CANADA FX DEBT-C$ pulls back from 3-month high

* Canadian dollar at C$1.2899, or 77.53 U.S. cents
    * Bond prices higher across the maturity curve

    TORONTO, Oct 16 (Reuters) - The Canadian dollar pulled back
from its strongest level in  three months against its U.S.
counterpart on Friday, as oil rose after a week of losses and
other commodity prices slipped on slowing demand growth.
    The loonie, as Canada's currency is colloquially known, is
on track for a 0.3 percent gain on the week despite oil's
decline, fueled by investor concerns that weak economic
conditions will convince the U.S Federal Reserve not to raise
rates this year.
    * At 9:11 a.m. EDT (1311 GMT), the Canadian dollar 
traded at C$1.2899 to the greenback, or 77.53 U.S. cents, weaker
than Thursday's close of C$1.2847, or 77.84 U.S. cents.

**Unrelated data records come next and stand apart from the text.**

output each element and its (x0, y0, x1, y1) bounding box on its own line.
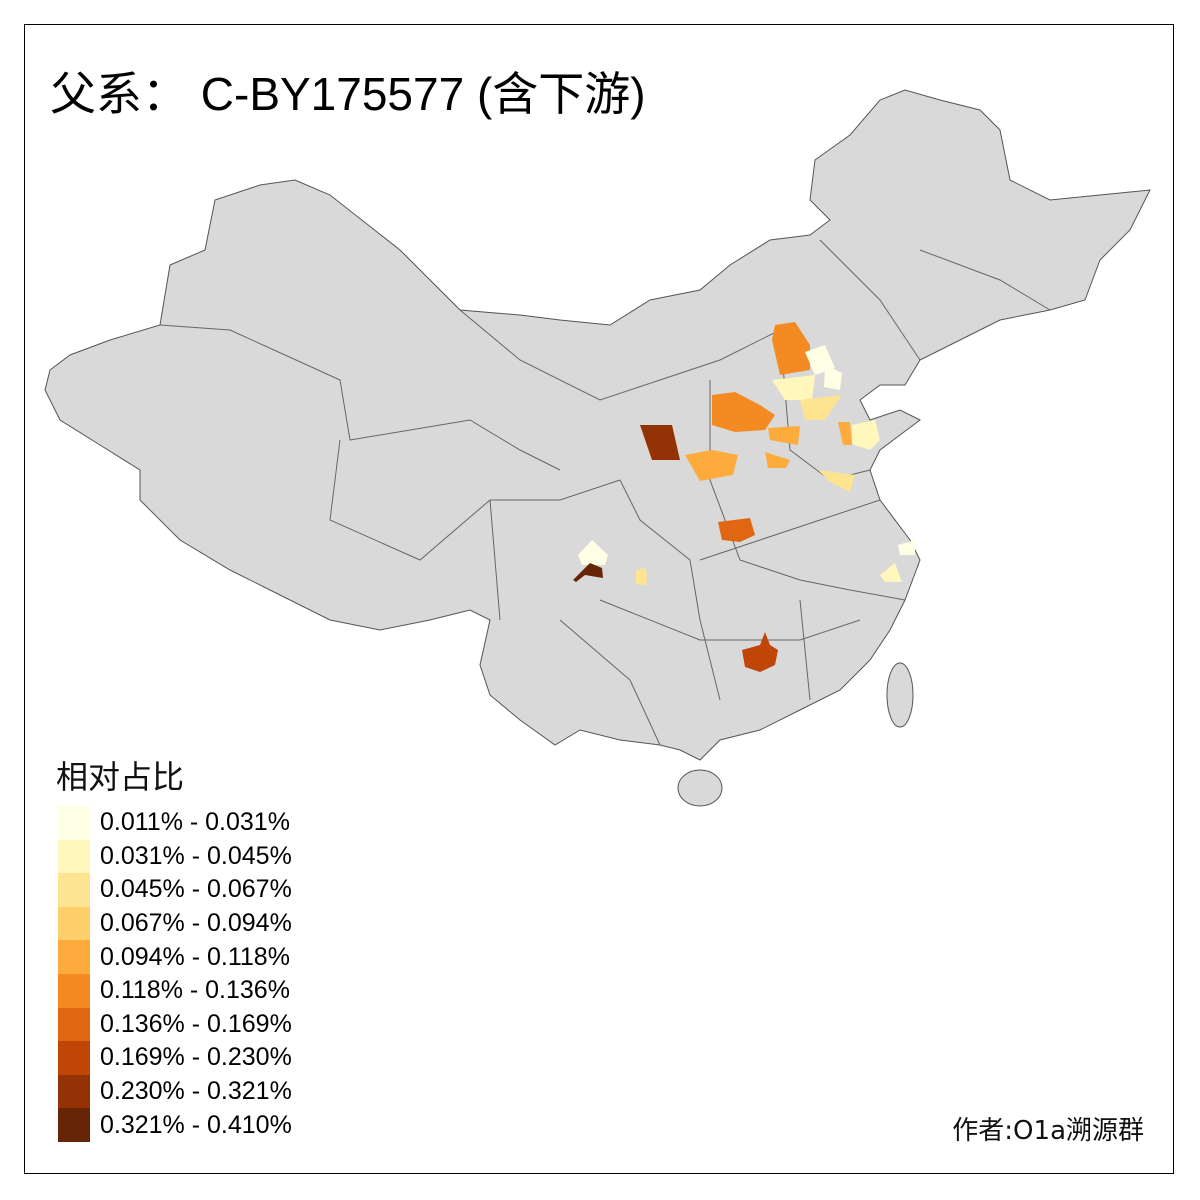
region-class-2 (880, 563, 902, 582)
legend-swatch (58, 839, 90, 874)
author-credit: 作者:O1a溯源群 (952, 1116, 1144, 1146)
region-class-3 (636, 568, 647, 585)
region-class-3 (800, 395, 842, 420)
legend-swatch (58, 906, 90, 941)
region-class-6 (772, 322, 810, 375)
region-class-5 (685, 450, 738, 481)
legend-item: 0.031% - 0.045% (58, 839, 292, 874)
legend-label: 0.031% - 0.045% (100, 841, 292, 870)
highlighted-regions (573, 322, 915, 672)
legend-swatch (58, 1041, 90, 1075)
legend-label: 0.118% - 0.136% (100, 976, 290, 1005)
region-class-1 (578, 540, 608, 565)
legend-item: 0.169% - 0.230% (58, 1041, 292, 1075)
legend-swatch (58, 1007, 90, 1042)
legend-label: 0.094% - 0.118% (100, 942, 290, 971)
hainan-island (677, 769, 723, 807)
legend-label: 0.169% - 0.230% (100, 1043, 292, 1072)
legend-swatch (58, 1108, 90, 1142)
legend-label: 0.230% - 0.321% (100, 1077, 292, 1106)
legend-item: 0.094% - 0.118% (58, 940, 292, 974)
map-title: 父系： C-BY175577 (含下游) (50, 68, 646, 120)
region-class-5 (768, 426, 800, 445)
legend: 0.011% - 0.031% 0.031% - 0.045% 0.045% - 0… (58, 806, 292, 1142)
region-class-7 (718, 518, 755, 542)
legend-label: 0.011% - 0.031% (100, 808, 290, 837)
legend-swatch (58, 873, 90, 907)
legend-label: 0.067% - 0.094% (100, 909, 292, 938)
region-class-1 (824, 365, 842, 390)
region-class-5 (838, 422, 852, 445)
legend-item: 0.321% - 0.410% (58, 1108, 292, 1142)
legend-swatch (58, 806, 90, 840)
legend-item: 0.136% - 0.169% (58, 1007, 292, 1042)
region-class-6 (712, 392, 775, 432)
region-class-10 (573, 563, 603, 582)
legend-label: 0.136% - 0.169% (100, 1009, 292, 1038)
legend-title: 相对占比 (56, 758, 185, 796)
legend-label: 0.045% - 0.067% (100, 875, 292, 904)
legend-item: 0.045% - 0.067% (58, 873, 292, 907)
map-frame (24, 24, 1174, 1174)
region-class-5 (765, 452, 790, 468)
legend-item: 0.011% - 0.031% (58, 806, 292, 840)
legend-item: 0.118% - 0.136% (58, 973, 292, 1008)
legend-item: 0.230% - 0.321% (58, 1074, 292, 1109)
china-landmass (44, 89, 1151, 761)
region-class-8 (742, 632, 778, 672)
taiwan-island (886, 662, 914, 728)
legend-swatch (58, 1074, 90, 1109)
region-class-1 (898, 540, 915, 555)
region-class-3 (818, 470, 855, 492)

    * The Canadian dollar was outperforming other commodities
currencies and the Japanese yen, but slipped against the euro,
British pound and Swiss franc.
    * U.S. crude prices were up 1.7 percent to $47.18 a
barrel, while Brent crude added 1 percent to $50.23.
Copper prices declined 0.6 percent to $5,274.5 a tonne.
    * The currency is expected to trade between C$1.2840 and
C$1.2940 during the session, according to RBC Capital Markets.
    Canadian government bond prices were moderately higher
across the maturity curve, with the two-year up 1
Canadian cent to yield 0.532 percent and the benchmark 10-year
 up 9 Canadian cents to yield 1.432 percent.